Hadoop Impersonation Mode

When the Hadoop YARN cluster is configured for impersonation but not for Kerberos authentication, you can configure the Hadoop impersonation mode that Transformer uses when performing tasks in the Hadoop system.  

When not using Kerberos, Transformer impersonates Hadoop users as follows:
  • As the user defined in the pipeline properties - When configured, Transformer uses the specified Hadoop user to launch the Spark application and to access files in the Hadoop system.
  • As the currently logged in Transformer user who starts the pipeline - When no Hadoop user is defined in the pipeline properties, Transformer uses the user who starts the pipeline.
Important: When Kerberos authentication is enabled, Transformer impersonates Hadoop users as the Transformer user who starts the pipeline, or runs directly as the Kerberos principal defined for the pipeline. When Kerberos is enabled, Transformer ignores the Hadoop user defined in the pipeline properties.
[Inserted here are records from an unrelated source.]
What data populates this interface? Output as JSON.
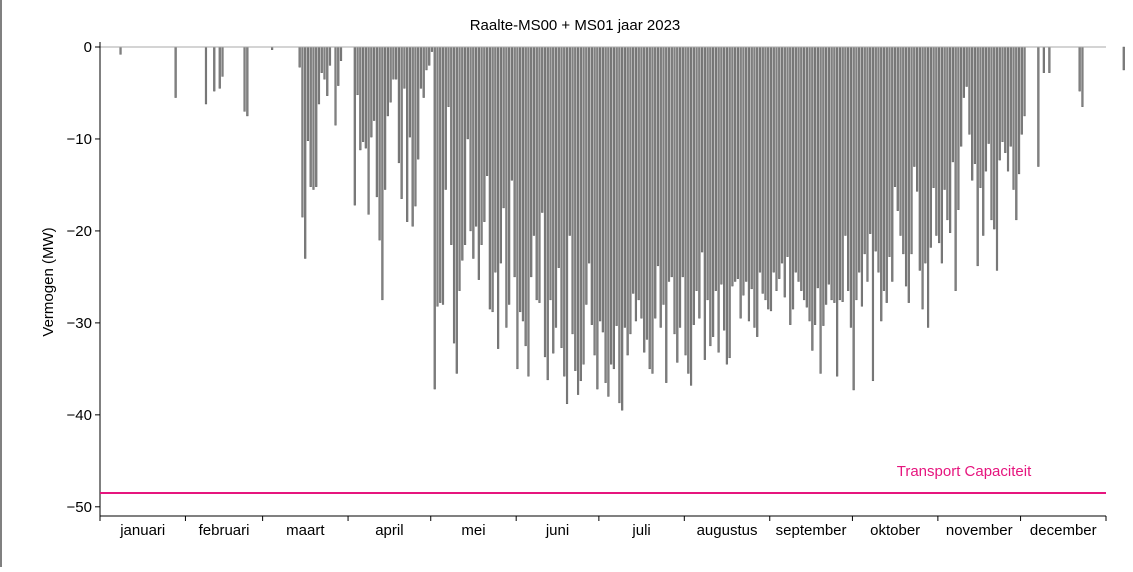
{
  "chart_data": {
    "type": "bar",
    "title": "Raalte-MS00 + MS01 jaar 2023",
    "xlabel": "",
    "ylabel": "Vermogen (MW)",
    "ylim": [
      -51,
      0
    ],
    "yticks": [
      0,
      -10,
      -20,
      -30,
      -40,
      -50
    ],
    "ytick_labels": [
      "0",
      "−10",
      "−20",
      "−30",
      "−40",
      "−50"
    ],
    "xlim": [
      0,
      365
    ],
    "months": [
      "januari",
      "februari",
      "maart",
      "april",
      "mei",
      "juni",
      "juli",
      "augustus",
      "september",
      "oktober",
      "november",
      "december"
    ],
    "month_starts": [
      0,
      31,
      59,
      90,
      120,
      151,
      181,
      212,
      243,
      273,
      304,
      334,
      365
    ],
    "grid": false,
    "bar_color": "#808080",
    "bar_edge_color": "#555555",
    "series": [
      {
        "values": [
          0,
          0,
          0,
          0,
          0,
          0,
          0,
          -0.8,
          0,
          0,
          0,
          0,
          0,
          0,
          0,
          0,
          0,
          0,
          0,
          0,
          0,
          0,
          0,
          0,
          0,
          0,
          0,
          -5.5,
          0,
          0,
          0,
          0,
          0,
          0,
          0,
          0,
          0,
          0,
          -6.2,
          0,
          0,
          -4.8,
          0,
          -4.5,
          -3.2,
          0,
          0,
          0,
          0,
          0,
          0,
          0,
          -7,
          -7.5,
          0,
          0,
          0,
          0,
          0,
          0,
          0,
          0,
          -0.3,
          0,
          0,
          0,
          0,
          0,
          0,
          0,
          0,
          0,
          -2.2,
          -18.5,
          -23,
          -10.2,
          -15.2,
          -15.5,
          -15.2,
          -6.2,
          -2.8,
          -3.5,
          -5.3,
          -2,
          0,
          -8.5,
          -4.2,
          -1.5,
          0,
          0,
          0,
          0,
          -17.2,
          -5.2,
          -11.2,
          -10.3,
          -11,
          -18.2,
          -9.8,
          -8,
          -16.3,
          -21,
          -27.5,
          -15.5,
          -7.5,
          -6,
          -3.5,
          -3.5,
          -12.6,
          -16.5,
          -4.5,
          -19,
          -9.8,
          -19.5,
          -17.3,
          -12.2,
          -4.5,
          -5.5,
          -2.5,
          -2,
          -0.5,
          -37.2,
          -28.2,
          -27.8,
          -28,
          -15.5,
          -6.5,
          -21.5,
          -32.2,
          -35.5,
          -26.5,
          -23.2,
          -21.5,
          -10,
          -20,
          -23,
          -19.5,
          -25.3,
          -21.5,
          -19,
          -14,
          -28.5,
          -28.8,
          -24.5,
          -32.8,
          -23.5,
          -17.5,
          -30.5,
          -28,
          -14.5,
          -25,
          -35,
          -28.8,
          -29.8,
          -32.5,
          -35.8,
          -25,
          -20.5,
          -27.5,
          -27.8,
          -18,
          -33.7,
          -36.2,
          -27.5,
          -33.3,
          -30.5,
          -24,
          -32.7,
          -35.8,
          -38.8,
          -20.5,
          -31.2,
          -35.2,
          -37.8,
          -36.3,
          -34.5,
          -28,
          -23.5,
          -30.2,
          -33.5,
          -37.2,
          -29.8,
          -31,
          -36.5,
          -38,
          -34.5,
          -35,
          -30.3,
          -38.7,
          -39.5,
          -30.5,
          -33.5,
          -31.2,
          -26.8,
          -29.8,
          -27.5,
          -29.5,
          -33.2,
          -31.8,
          -35,
          -35.5,
          -29.5,
          -23.8,
          -30.5,
          -28,
          -36.5,
          -25.5,
          -25,
          -31.2,
          -34.3,
          -30.5,
          -25,
          -33.5,
          -35.5,
          -36.8,
          -30.2,
          -26.5,
          -29.5,
          -22.3,
          -34,
          -27.5,
          -32.5,
          -31.5,
          -26.5,
          -33.2,
          -25.8,
          -30.8,
          -34.5,
          -33.8,
          -26,
          -25.5,
          -25.2,
          -29.5,
          -27,
          -25.5,
          -29.8,
          -26.3,
          -30.5,
          -31.5,
          -24.5,
          -26.8,
          -27.5,
          -28.5,
          -28.7,
          -24.5,
          -26.5,
          -25.2,
          -23.5,
          -27.2,
          -22.8,
          -30.2,
          -28.5,
          -24.5,
          -25.5,
          -26.5,
          -27.5,
          -28.3,
          -29.8,
          -33,
          -30.2,
          -26.2,
          -35.5,
          -30.3,
          -28,
          -25.8,
          -27.5,
          -27.8,
          -35.8,
          -27.5,
          -27.7,
          -20.5,
          -26.5,
          -30.5,
          -37.3,
          -27.5,
          -24.5,
          -28.2,
          -22.5,
          -25.5,
          -20.3,
          -36.3,
          -22.2,
          -24.5,
          -29.8,
          -26.5,
          -27.8,
          -22.8,
          -25.5,
          -15.2,
          -17.8,
          -20.5,
          -22.5,
          -26,
          -27.8,
          -22.5,
          -13,
          -15.7,
          -24.3,
          -28.5,
          -23.5,
          -30.5,
          -21.8,
          -15.3,
          -20.5,
          -21.3,
          -23.5,
          -15.5,
          -18.8,
          -20.2,
          -12.5,
          -26.5,
          -17.7,
          -10.8,
          -5.5,
          -4.3,
          -9.5,
          -14.5,
          -12.7,
          -23.8,
          -15.3,
          -20.5,
          -13.5,
          -10.5,
          -18.8,
          -19.8,
          -24.3,
          -12.3,
          -10.3,
          -11.5,
          -13.5,
          -10.8,
          -15.5,
          -18.8,
          -13.8,
          -9.5,
          -7.5,
          0,
          0,
          0,
          0,
          -13,
          0,
          -2.8,
          0,
          -2.8,
          0,
          0,
          0,
          0,
          0,
          0,
          0,
          0,
          0,
          0,
          -4.8,
          -6.5,
          0,
          0,
          0,
          0,
          0,
          0,
          0,
          0,
          0,
          0,
          0,
          0,
          0,
          0,
          -2.5,
          0,
          0,
          0,
          0,
          0,
          0,
          0,
          -1.8,
          0,
          0,
          0,
          0,
          0,
          0,
          0,
          0,
          0,
          0,
          0,
          0,
          0,
          0,
          0,
          0,
          0,
          0,
          0,
          0,
          0,
          0,
          0,
          0,
          0
        ]
      }
    ],
    "reference_line": {
      "label": "Transport Capaciteit",
      "value": -48.5,
      "color": "#e6157e"
    }
  }
}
The system administrator can configure Transformer to always use the user who starts the pipeline by enabling the hadoop.always.impersonate.current.user property in the Transformer configuration fileconfiguration properties. When enabled, configuring a Hadoop user within a pipeline is not allowed.

Configure Transformer to always impersonate as the user who starts the pipeline when you want to prevent access to data in Hadoop systems by the pipeline-level property.

For example, say you use roles, groups, and pipeline permissions to ensure that only authorized operators can start pipelines. You expect that the operator user accounts are used to access all external systems. But a pipeline developer can specify an HDFS user in a pipeline and bypass your attempts at security. To close this loophole, configure Transformer to always use the user who starts the pipeline to read from or write to Hadoop systems.

To always use the user who starts the pipeline, in the Transformer configuration fileconfiguration properties, uncomment the hadoop.always.impersonate.current.user property and set it to true.